Protein synthesis in yeast. II. Purification and properties of the elongation factor 1 from Saccharomyces cerevisiae
Dasmahapatra, B.; Skogerson, L.; Chakraburtty, K.
Journal of Biological Chemistry 256(19): 10005-10011
Elongation factor (EF) 1, a protein analogous in function to bacterial Tu, was isolated from the yeast S. cerevisiae and was purified over 270-fold from a high speed supernatant fraction. The homogeneity of the protein was shown by gel filtration and sedimentation equilibrium analysis of the native protein and by gel electrophoresis of the protein under denaturing conditions. The MW of EF1 was .apprx. 49,000 by gel filtration and by sodium dodecyl sulfate electrophoresis and 43,000 by sedimentation equilibrium analysis. Amino acid analysis showed high contents of lysine, arginine and proline, and lack of cysteine. Antibody raised against EF1 showed characteristic precipitation band on an Ouchterlony double diffusion plate. Polyphenylalanine synthesis and the binding reactions were inhibited by the immune serum. There was no detectable cross-reaction of anti-EF1 with the other 2 yeast elongation factors. Yeast EF1 demonstrated binding reactions with guanine nucleotides and with the aminoacyl-tRNA characteristics of the factor 1 activity.

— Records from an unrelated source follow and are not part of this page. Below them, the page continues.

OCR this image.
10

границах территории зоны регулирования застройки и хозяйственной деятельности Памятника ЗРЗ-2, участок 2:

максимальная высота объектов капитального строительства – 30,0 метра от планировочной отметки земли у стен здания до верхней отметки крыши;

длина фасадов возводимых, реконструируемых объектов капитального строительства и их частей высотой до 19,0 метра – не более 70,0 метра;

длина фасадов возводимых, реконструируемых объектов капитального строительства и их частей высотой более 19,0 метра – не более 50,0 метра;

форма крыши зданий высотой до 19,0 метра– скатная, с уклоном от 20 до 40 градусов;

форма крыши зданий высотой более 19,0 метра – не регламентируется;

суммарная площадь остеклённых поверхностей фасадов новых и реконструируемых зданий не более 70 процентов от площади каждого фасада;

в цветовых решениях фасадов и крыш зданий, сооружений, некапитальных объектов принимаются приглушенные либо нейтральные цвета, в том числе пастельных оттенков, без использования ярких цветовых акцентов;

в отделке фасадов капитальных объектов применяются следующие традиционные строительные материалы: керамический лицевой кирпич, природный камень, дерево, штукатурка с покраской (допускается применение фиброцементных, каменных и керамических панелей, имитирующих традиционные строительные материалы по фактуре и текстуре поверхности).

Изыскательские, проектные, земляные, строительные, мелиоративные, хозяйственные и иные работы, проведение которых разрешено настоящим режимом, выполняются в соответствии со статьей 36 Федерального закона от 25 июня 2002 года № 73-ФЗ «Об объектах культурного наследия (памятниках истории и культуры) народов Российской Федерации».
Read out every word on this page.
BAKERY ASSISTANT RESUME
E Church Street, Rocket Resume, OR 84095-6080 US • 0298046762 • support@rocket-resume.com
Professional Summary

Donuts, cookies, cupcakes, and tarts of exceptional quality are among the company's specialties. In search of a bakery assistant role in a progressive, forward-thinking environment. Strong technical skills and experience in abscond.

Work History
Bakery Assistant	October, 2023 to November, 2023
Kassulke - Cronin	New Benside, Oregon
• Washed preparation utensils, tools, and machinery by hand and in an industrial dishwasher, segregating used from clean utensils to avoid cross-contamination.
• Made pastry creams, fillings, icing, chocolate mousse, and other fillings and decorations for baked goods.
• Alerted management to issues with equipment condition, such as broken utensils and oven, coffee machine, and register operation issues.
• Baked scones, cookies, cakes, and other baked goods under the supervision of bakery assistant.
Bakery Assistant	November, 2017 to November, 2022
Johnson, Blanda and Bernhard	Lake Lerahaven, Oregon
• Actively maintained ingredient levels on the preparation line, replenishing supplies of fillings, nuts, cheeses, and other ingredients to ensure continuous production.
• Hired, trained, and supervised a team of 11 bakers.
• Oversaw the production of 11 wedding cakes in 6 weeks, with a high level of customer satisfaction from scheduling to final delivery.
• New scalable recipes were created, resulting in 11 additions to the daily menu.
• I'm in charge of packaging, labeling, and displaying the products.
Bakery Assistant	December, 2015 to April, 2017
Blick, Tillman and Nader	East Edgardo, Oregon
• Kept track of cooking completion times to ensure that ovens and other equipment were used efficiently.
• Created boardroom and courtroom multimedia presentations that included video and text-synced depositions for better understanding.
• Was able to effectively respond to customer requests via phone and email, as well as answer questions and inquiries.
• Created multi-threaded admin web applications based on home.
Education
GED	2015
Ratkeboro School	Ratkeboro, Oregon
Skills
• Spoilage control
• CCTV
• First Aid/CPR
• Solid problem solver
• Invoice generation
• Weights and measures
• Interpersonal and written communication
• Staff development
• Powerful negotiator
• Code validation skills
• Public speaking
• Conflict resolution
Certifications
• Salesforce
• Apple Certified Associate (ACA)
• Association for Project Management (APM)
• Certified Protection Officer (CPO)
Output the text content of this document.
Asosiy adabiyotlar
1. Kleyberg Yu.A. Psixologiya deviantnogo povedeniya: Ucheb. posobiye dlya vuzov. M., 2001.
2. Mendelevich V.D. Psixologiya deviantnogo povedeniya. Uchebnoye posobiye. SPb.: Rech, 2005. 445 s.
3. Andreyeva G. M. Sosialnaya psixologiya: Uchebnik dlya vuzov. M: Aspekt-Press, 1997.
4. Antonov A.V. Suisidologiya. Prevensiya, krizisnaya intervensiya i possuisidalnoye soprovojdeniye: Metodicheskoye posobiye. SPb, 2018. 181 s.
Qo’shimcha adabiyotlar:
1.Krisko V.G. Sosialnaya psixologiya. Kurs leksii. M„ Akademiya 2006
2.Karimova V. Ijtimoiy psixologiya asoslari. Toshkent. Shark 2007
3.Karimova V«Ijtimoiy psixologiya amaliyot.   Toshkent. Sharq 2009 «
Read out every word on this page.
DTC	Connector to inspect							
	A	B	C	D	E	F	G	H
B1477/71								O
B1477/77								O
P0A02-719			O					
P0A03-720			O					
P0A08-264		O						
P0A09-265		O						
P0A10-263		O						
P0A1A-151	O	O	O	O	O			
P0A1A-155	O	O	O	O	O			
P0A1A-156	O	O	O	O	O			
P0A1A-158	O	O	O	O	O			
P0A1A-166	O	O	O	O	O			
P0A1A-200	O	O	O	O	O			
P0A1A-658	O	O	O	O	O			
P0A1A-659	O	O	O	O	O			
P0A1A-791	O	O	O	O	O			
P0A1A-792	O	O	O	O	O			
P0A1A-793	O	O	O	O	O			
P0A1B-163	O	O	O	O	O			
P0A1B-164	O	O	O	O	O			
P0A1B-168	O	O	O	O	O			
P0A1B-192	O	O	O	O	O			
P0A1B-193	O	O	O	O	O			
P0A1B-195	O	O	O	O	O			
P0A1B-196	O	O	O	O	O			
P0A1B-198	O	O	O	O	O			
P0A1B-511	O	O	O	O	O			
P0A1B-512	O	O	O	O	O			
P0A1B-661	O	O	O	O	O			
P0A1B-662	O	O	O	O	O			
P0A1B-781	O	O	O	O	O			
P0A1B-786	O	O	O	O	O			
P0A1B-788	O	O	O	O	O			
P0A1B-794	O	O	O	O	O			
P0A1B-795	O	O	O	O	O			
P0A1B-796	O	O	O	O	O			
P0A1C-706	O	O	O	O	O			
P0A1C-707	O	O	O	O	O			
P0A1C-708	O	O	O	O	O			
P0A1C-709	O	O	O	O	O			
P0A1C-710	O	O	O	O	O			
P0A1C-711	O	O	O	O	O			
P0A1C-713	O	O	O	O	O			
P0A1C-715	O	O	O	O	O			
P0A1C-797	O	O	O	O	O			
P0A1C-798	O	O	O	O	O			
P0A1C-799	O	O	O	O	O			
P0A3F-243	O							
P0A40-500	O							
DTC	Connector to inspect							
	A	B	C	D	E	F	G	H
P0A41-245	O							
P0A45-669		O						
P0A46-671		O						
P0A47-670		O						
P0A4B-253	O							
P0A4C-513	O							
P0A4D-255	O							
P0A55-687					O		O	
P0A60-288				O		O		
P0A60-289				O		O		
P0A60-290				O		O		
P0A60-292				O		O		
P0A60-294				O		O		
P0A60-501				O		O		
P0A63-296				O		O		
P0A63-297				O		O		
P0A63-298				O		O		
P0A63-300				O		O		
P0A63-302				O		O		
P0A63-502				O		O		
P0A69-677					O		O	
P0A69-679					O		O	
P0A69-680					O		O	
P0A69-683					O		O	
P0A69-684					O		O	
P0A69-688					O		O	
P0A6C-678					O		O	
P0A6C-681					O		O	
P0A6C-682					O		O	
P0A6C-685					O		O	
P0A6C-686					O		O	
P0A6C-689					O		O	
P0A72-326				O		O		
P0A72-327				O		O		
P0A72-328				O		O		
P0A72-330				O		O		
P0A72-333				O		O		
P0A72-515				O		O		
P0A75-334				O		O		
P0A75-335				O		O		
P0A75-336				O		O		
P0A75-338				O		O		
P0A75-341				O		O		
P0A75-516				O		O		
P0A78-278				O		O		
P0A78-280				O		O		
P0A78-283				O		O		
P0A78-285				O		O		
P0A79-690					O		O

Stable binary and ternary complexes were isolated by gel filtration. Divalent cation and spermidine stimulated Phe-tRNA binding and polyphenylalanine synthesis. K+ and NH4+ ions were required for polymerization reactions but not for the binding. Yeast EF1 was highly labile in aqueous buffer but was stabilized by protease inhibitors and by 25% glycerol. EF1 from many eukaryotic sources exists as heterogeneous populations of multimeric forms ranging in MW of up to 1,000,000. EF1.beta., a protein analogous in function to the bacterial Ts, and another uncharacterized protein EF1.gamma., were isolated from some of the multimeric proteins. Yeast EF1 was shown only as a monomeric protein. Attempts to isolate high MW forms of EF1 by gel filtration were not successful. No EF1.beta. activity was detected in the yeast extract.